Resources

People often ask me "How did you learn how to hack?" The answer: by reading. This page is a collection of the blog posts and other articles that I have accumulated over the years of my journey. Enjoy!

Fooling the Sandbox: A Chrome-atic Escape - 1713

Vincent Yeo - STAR LabsPosted 7 Months Ago
  • The author of this post was exploiting a Windows vulnerability to escape the Chrome renderer Sandbox to become SYSTEM. The original vulnerability is a time of check, time of use (TOCTOU) issue on a user-provided pointer. By changing the userland pointer to be a kernel address, we obtain a partially controlled write.
  • In just Windows, this was a straightforward exploit. Once you use the bug to overwrite the Control bitfield in SepMediumDaclSd, it will skip the integrity check. Next, get the token of the renderer process via NtQueryInformationSystem. These steps are the same for the Chrome sandbox escape, but there are a few additional steps to take.
  • From the Chrome sandbox, this wasn't the case, though. The integrity level is untrusted, the job disallows the creation of child processes, and there was no privileges on the token. So, using this vulnerability requires some more work to exploit in this case.
  • When trying to call NtQuerySystemInformation to get a token, they got an access denied error because the renderprocess runs at a low privilege level.
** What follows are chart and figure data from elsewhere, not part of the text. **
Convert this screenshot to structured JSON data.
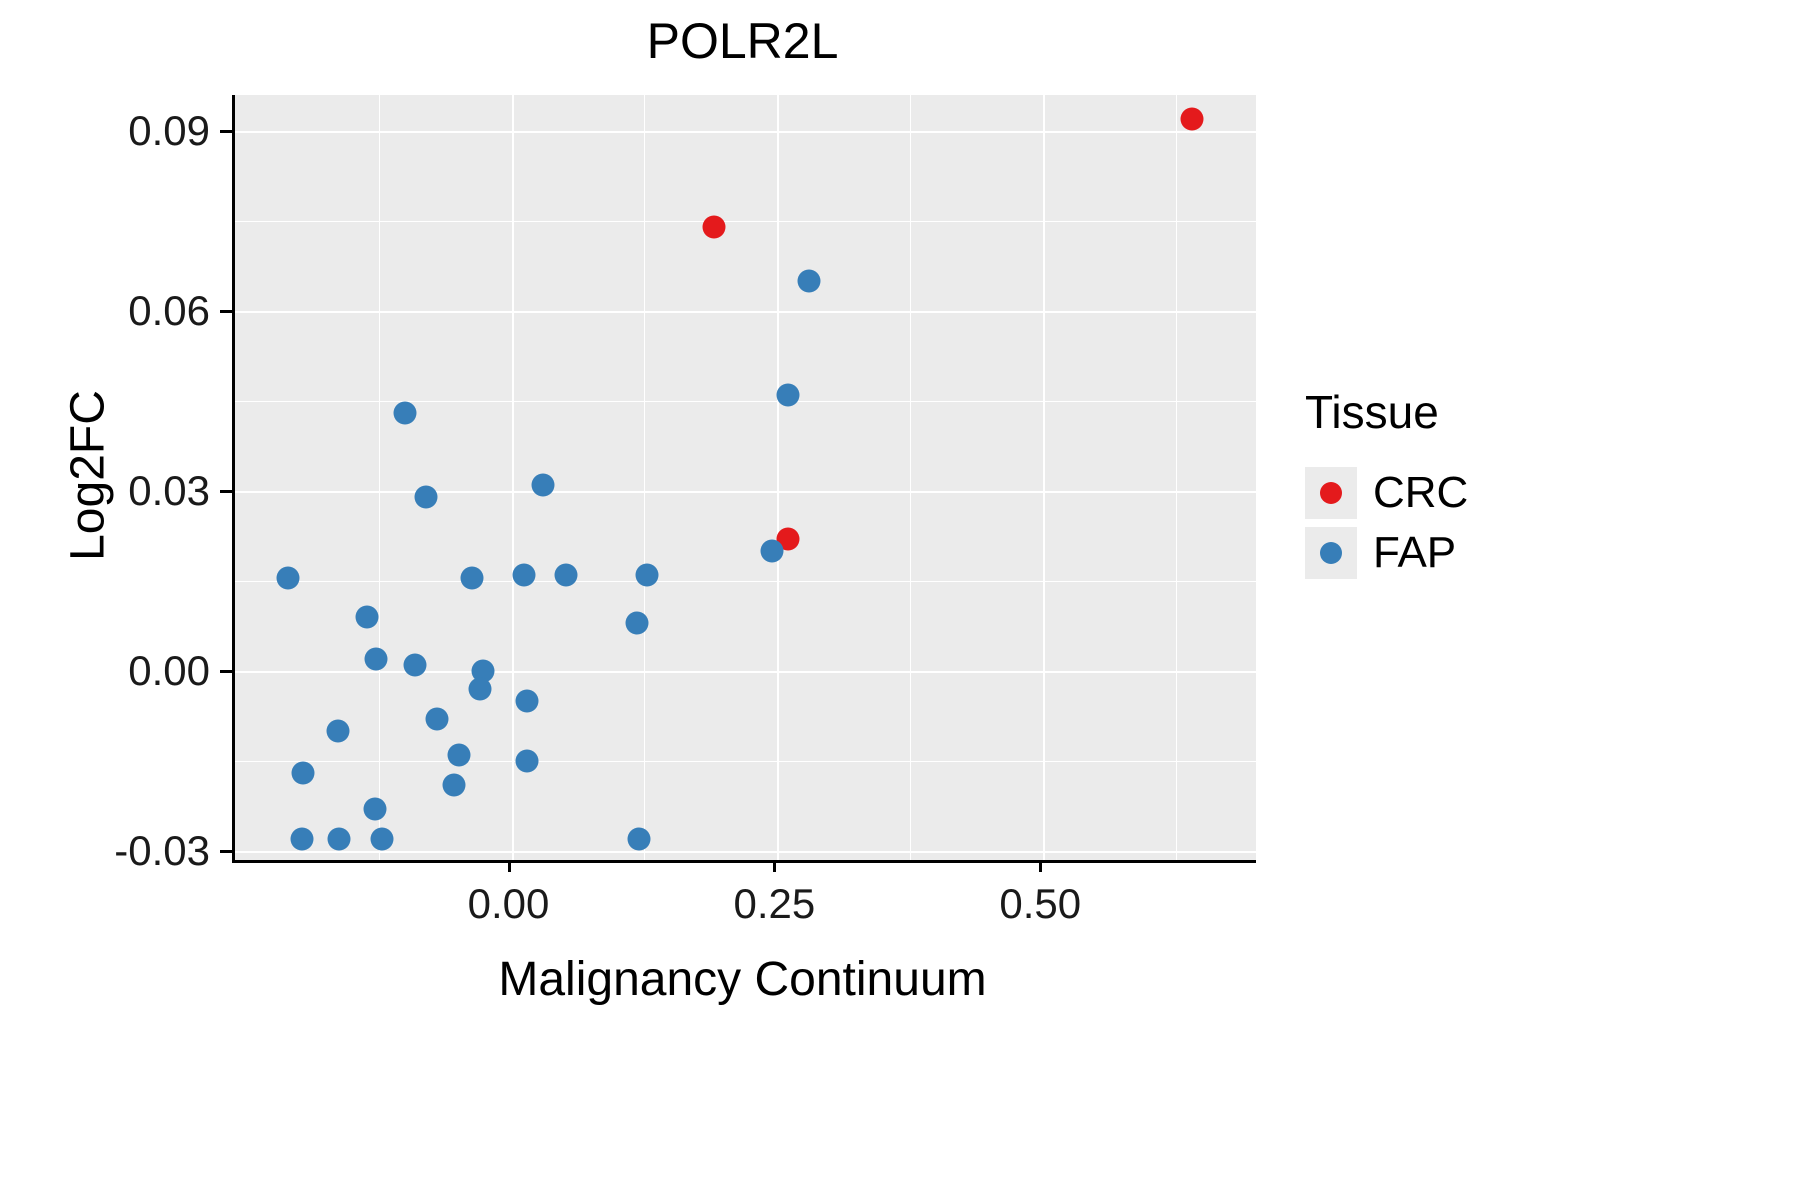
{
  "chart_data": {
    "type": "scatter",
    "title": "POLR2L",
    "xlabel": "Malignancy Continuum",
    "ylabel": "Log2FC",
    "xlim": [
      -0.26,
      0.7
    ],
    "ylim": [
      -0.0315,
      0.096
    ],
    "grid": true,
    "x_ticks": [
      0.0,
      0.25,
      0.5
    ],
    "x_tick_labels": [
      "0.00",
      "0.25",
      "0.50"
    ],
    "y_ticks": [
      -0.03,
      0.0,
      0.03,
      0.06,
      0.09
    ],
    "y_tick_labels": [
      "-0.03",
      "0.00",
      "0.03",
      "0.06",
      "0.09"
    ],
    "x_minor_ticks": [
      -0.125,
      0.125,
      0.375,
      0.625
    ],
    "y_minor_ticks": [
      -0.015,
      0.015,
      0.045,
      0.075
    ],
    "legend": {
      "title": "Tissue",
      "position": "right"
    },
    "series": [
      {
        "name": "CRC",
        "color": "#E41A1C",
        "points": [
          [
            0.64,
            0.092
          ],
          [
            0.19,
            0.074
          ],
          [
            0.26,
            0.022
          ]
        ]
      },
      {
        "name": "FAP",
        "color": "#377EB8",
        "points": [
          [
            0.28,
            0.065
          ],
          [
            0.26,
            0.046
          ],
          [
            -0.1,
            0.043
          ],
          [
            0.03,
            0.031
          ],
          [
            -0.08,
            0.029
          ],
          [
            0.245,
            0.02
          ],
          [
            -0.21,
            0.0155
          ],
          [
            -0.037,
            0.0155
          ],
          [
            0.012,
            0.016
          ],
          [
            0.051,
            0.016
          ],
          [
            0.127,
            0.016
          ],
          [
            -0.136,
            0.009
          ],
          [
            0.118,
            0.008
          ],
          [
            -0.127,
            0.002
          ],
          [
            -0.091,
            0.001
          ],
          [
            -0.027,
            0.0
          ],
          [
            -0.03,
            -0.003
          ],
          [
            0.015,
            -0.005
          ],
          [
            -0.07,
            -0.008
          ],
          [
            -0.163,
            -0.01
          ],
          [
            -0.049,
            -0.014
          ],
          [
            0.015,
            -0.015
          ],
          [
            -0.196,
            -0.017
          ],
          [
            -0.054,
            -0.019
          ],
          [
            -0.128,
            -0.023
          ],
          [
            -0.197,
            -0.028
          ],
          [
            -0.162,
            -0.028
          ],
          [
            -0.122,
            -0.028
          ],
          [
            0.12,
            -0.028
          ]
        ]
      }
    ]
  }
}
To fix this issue, they used the previous OOB write to overwrite the SE_SACL_PRESENT field to skip the integrity control check. Since this was a 32-byte write, they had to be clever at the byte offset to do this at though.
  • The second issue was another access issue around job integrity. The renderer process cannot call CreateProcess. The solution? Inject the code from the renderer process into another process (winlogon.exe) and have it call CreateProcess instead. This gives them code execution as a privileged user from Chrome!